Normal Akt/PKB with reduced PI3K activation in insulin-resistant mice.

Insulin stimulates muscle and adipose tissue to absorb glucose through a signaling cascade that is incompletely understood. Insulin resistance, the inability of insulin to appropriately stimulate glucose uptake, is a hallmark of type 2 diabetes mellitus. The development of experimental systems that model human insulin resistance is important in elucidating the defects responsible for the development of type 2 diabetes. When two strains of mice, BTBR and C57BL/6J (B6), are crossed, the resultant male offspring (BtB6) demonstrate insulin resistance in muscle tissue. Here, we report an insulin resistance phenotype in adipose tissue from lean, nondiabetic BtB6 mice similar to that observed in human muscle.
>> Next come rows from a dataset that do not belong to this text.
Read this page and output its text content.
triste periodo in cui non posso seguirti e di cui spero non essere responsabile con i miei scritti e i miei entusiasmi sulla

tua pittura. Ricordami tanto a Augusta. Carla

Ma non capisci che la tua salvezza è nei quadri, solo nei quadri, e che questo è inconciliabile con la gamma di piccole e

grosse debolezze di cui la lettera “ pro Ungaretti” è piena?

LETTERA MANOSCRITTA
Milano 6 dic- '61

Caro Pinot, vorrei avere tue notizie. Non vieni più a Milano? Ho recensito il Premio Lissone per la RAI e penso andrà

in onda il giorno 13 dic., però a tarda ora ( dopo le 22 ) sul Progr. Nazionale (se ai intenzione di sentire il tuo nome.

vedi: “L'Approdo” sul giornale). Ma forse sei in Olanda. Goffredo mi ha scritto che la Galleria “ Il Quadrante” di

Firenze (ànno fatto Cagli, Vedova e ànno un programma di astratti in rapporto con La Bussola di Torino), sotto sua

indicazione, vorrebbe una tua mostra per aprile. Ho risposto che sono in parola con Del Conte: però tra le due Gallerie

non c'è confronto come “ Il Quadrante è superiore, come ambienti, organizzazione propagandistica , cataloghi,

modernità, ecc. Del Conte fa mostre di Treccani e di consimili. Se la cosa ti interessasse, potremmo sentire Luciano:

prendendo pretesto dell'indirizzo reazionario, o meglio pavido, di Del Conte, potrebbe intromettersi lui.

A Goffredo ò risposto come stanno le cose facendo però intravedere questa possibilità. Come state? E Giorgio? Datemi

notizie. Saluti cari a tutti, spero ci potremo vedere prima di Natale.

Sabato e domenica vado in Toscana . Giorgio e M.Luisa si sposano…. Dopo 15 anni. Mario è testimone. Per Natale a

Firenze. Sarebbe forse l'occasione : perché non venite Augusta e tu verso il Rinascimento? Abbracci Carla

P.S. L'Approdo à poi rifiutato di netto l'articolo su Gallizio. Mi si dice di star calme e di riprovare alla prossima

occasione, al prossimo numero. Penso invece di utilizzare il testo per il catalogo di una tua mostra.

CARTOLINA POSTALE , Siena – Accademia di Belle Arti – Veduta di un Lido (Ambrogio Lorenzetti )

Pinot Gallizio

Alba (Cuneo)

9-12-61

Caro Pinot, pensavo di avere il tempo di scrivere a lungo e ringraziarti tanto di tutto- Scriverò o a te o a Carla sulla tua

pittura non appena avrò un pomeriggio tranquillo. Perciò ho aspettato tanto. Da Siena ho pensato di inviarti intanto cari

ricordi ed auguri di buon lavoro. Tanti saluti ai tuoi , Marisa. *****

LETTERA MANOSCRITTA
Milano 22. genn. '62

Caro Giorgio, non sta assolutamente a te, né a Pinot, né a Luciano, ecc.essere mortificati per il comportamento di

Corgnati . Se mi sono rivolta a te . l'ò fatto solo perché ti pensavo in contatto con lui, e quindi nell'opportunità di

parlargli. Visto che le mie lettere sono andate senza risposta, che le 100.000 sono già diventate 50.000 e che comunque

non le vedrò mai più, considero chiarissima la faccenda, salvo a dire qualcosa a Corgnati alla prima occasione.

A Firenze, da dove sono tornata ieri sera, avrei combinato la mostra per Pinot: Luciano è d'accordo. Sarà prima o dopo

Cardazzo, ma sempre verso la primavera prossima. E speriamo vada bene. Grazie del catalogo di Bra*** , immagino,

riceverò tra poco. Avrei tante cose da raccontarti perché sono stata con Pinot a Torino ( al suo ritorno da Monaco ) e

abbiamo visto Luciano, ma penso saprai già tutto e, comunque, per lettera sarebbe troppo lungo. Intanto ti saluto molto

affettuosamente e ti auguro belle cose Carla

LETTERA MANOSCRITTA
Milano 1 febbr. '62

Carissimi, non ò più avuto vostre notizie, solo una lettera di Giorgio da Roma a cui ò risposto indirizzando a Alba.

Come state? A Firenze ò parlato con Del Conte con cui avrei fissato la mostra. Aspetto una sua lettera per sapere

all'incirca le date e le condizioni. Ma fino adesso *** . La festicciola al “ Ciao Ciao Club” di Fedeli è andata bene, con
Adipocytes isolated from insulin-resistant male mice display 65% less insulin-stimulated glucose uptake compared with insulin-sensitive female mice. Similarly, adipocytes from insulin-resistant mice have diminished insulin-stimulated IRS-1 phosphorylation and phosphatidylinositol 3-kinase (PI3K) activation. However, normal activation of protein kinase B (Akt/PKB) by insulin is observed. Thus BtB6 mice demonstrate the dissociation of insulin-stimulated PI3K activity and Akt/PKB activation and represent a useful model to investigate the causes of insulin resistance in humans.